We paused. After what seemed a long time, the bus started barreling down the hill, and we all screamed, “We’re all gonna die! Help!! AHHHHHH!” We all pressed our arms against the seat-back in front of us to prevent from being thrown forward. Across the aisle from Doreen and me, Wilbur Stanley’s caged hamster had his tiny pink arms forward, too. It had been Wilbur’s turn to care for the animal for the month, and now he was returning it.
As the bus reached the bottom of the hill, we approached a store that had a bay window in front and inside, glass jars filled with sweets in all shapes and fanciful colors, “Candy!!” we all shouted; “Candy!! Stop! Stop, let us out!”
On the last day of school, the weather was sunny. We had visions of days spent at the beach and plenty of time to play with friends. If this wasn’t good enough, there was a big cooler by Ed’s seat when we got on the bus that afternoon. Ed reached down from his seat and opened the cover. In-side there were chocolate-covered ice creams that Ed had paid for with his bus driver money.
Ed looked at me with his liquid brown eyes, “Take one,” he instructed; “There’s enough for every-one.” Like discovering treasure, I reached in and took an ice-cream treat wrapped in paper. It was cold and glistened with frost. I walked down the aisle and sat down with Natalie and began to peel off the paper, which made a playful ripping sound.
I bit into the hard chocolate covering the creamy vanilla ice cream inside. I looked at the other kids who were all doing the same.
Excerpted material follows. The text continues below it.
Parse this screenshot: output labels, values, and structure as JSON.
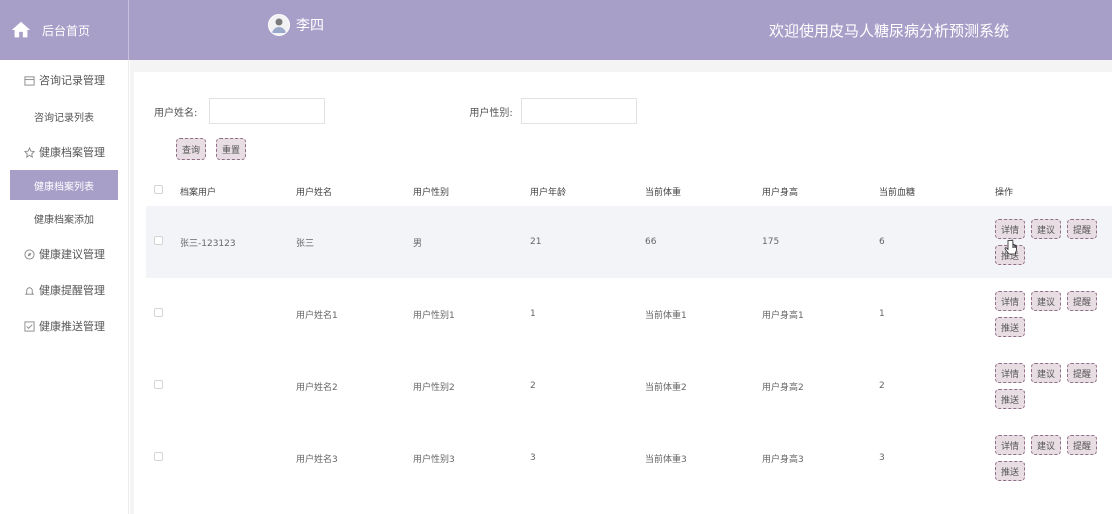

Then, when the bus was full, Ed slowly got out of his seat and stood facing us. We all looked up. Ed shifted from side to side and blinked.
“I want you all to know,” Ed began. Ed looked up and down the rows of seats, at Wilbur, Natalie and me, and Mark and Jeff, Tom who’s tooth fell out by itself on the bus three weeks ago, and Bonnie who wore clothes from The Salvation Army, Doreen, Donny, the Griffins, Pauly and Tim, and all the others. And even Sean with his group of ruffians seated in the back; “That I love every one of you.”
We stopped eating. Ed looked at each of us again and then sat back down in his seat and proceeded to drive us, with the purr of the bus’s engine in the background, home for the summer. Later, when the bus came to my stop, another vehicle passed us with a swishing sound. I said goodbye to Na-talie and walked down the aisle of the bus. I wouldn’t see Natalie until the fall because her family went to the grandmother’s house up north. Ed looked up as I approached. I saw the brown bag for trash and carefully put my wooden ice cream stick and paper in it. “Thank you,” I said, though words didn’t seem to be enough. “You’re welcome,” he replied.
I noticed the soft brown hairs on Ed’s right arm, the frosty mist coming from his cooler, and the smell of the engine. Pauly and Tim were behind me, so I stepped off the bus. I walked in front of the bus and stood on the top of my street. I could see Ed from inside the yellow bus making sure that we had safely crossed the road.
Then, with a squeaky thud, Ed pulled the lever to close the door and bus C of the Hannerly Elementary School drove away.